La situation dans ce pays d'Afrique, et dans le monde, a été évoqué au sénat américain jeudi lors d'une audition sur les conséquences mondiales du braconnage.

"Le gouvernement chinois et d'autres ont fait des saisies importantes, mais il faut à l'évidence en faire davantage pour éliminer le marché illégal", a déclaré le sénateur John Kerry.

L'ancien candidat démocrate à la Maison Blanche de 2004 a aussi dénoncé la part croissante que prennent "les gangs et milices criminelles" dans ce commerce illégal, "anéantissant des troupeaux entiers et tuant toute personne se mettant sur leur chemin".
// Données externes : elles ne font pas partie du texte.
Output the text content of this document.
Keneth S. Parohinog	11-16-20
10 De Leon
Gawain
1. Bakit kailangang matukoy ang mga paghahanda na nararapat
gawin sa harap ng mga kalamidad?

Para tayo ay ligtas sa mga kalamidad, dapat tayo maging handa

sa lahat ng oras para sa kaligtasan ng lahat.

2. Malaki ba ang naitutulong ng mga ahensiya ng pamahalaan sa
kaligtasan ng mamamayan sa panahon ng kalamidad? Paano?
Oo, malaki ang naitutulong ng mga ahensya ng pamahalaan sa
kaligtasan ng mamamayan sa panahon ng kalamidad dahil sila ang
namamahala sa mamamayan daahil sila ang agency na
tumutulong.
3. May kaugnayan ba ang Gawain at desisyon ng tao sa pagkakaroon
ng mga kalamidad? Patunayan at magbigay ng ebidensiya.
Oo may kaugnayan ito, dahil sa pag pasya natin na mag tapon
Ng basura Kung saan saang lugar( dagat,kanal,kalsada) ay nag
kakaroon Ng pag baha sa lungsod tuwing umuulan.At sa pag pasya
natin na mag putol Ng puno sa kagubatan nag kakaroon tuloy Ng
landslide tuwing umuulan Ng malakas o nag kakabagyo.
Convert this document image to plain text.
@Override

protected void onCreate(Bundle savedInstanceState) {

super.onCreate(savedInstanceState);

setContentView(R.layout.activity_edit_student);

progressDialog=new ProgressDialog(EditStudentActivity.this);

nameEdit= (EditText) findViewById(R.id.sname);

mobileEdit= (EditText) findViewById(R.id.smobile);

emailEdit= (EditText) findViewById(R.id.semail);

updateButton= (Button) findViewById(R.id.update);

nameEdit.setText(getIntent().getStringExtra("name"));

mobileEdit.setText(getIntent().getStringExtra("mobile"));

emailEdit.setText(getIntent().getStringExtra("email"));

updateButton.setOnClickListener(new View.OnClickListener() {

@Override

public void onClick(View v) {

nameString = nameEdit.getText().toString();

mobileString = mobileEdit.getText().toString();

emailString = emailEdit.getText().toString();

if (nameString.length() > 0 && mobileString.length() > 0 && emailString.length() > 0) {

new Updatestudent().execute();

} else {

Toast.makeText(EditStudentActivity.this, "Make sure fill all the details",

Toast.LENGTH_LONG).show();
Venu appuyer la thèse d'une "crise grave", le fondateur de "Sauvez les éléphants", Iain Douglas-Hamilton, a relayé des données selon lesquelles "90% de l'ivoire saisi aux aéroports du Kenya impliquent des Chinois".

Phénomène nouveau, de nombreux Chinois se sont installés en Afrique, "récupèrent l'ivoire et l'exportent", affirme-t-il.

Aux yeux du militant de la cause des éléphants, les restrictions sur les importations d'ivoire ont échoué, en grande partie parce qu'elles ont semé la confusion quant aux règles en vigueur et permis aux braconniers de l'exploiter.

Le sénateur Chris Coons s'est quant à lui alarmé des effets pervers du trafic lucratif de l'ivoire. "Cela finance le terrorisme, les guérillas et le crime organisé", a-t-il dit à l'AFP.

Autre témoin, Tom Cardamone, directeur de Global Financial Integrity, a souligné l'existence de sociétés-écran, due, selon lui, à un certain laxisme américain en la matière, qui permet de faciliter les opérations de blanchiment d'argent liées à ce commerce.

Au total, plus de 23 tonnes d'ivoire illégal ont été saisies en 2011, arraché à près de 2.500 éléphants. Une "annus horribilis", selon les experts.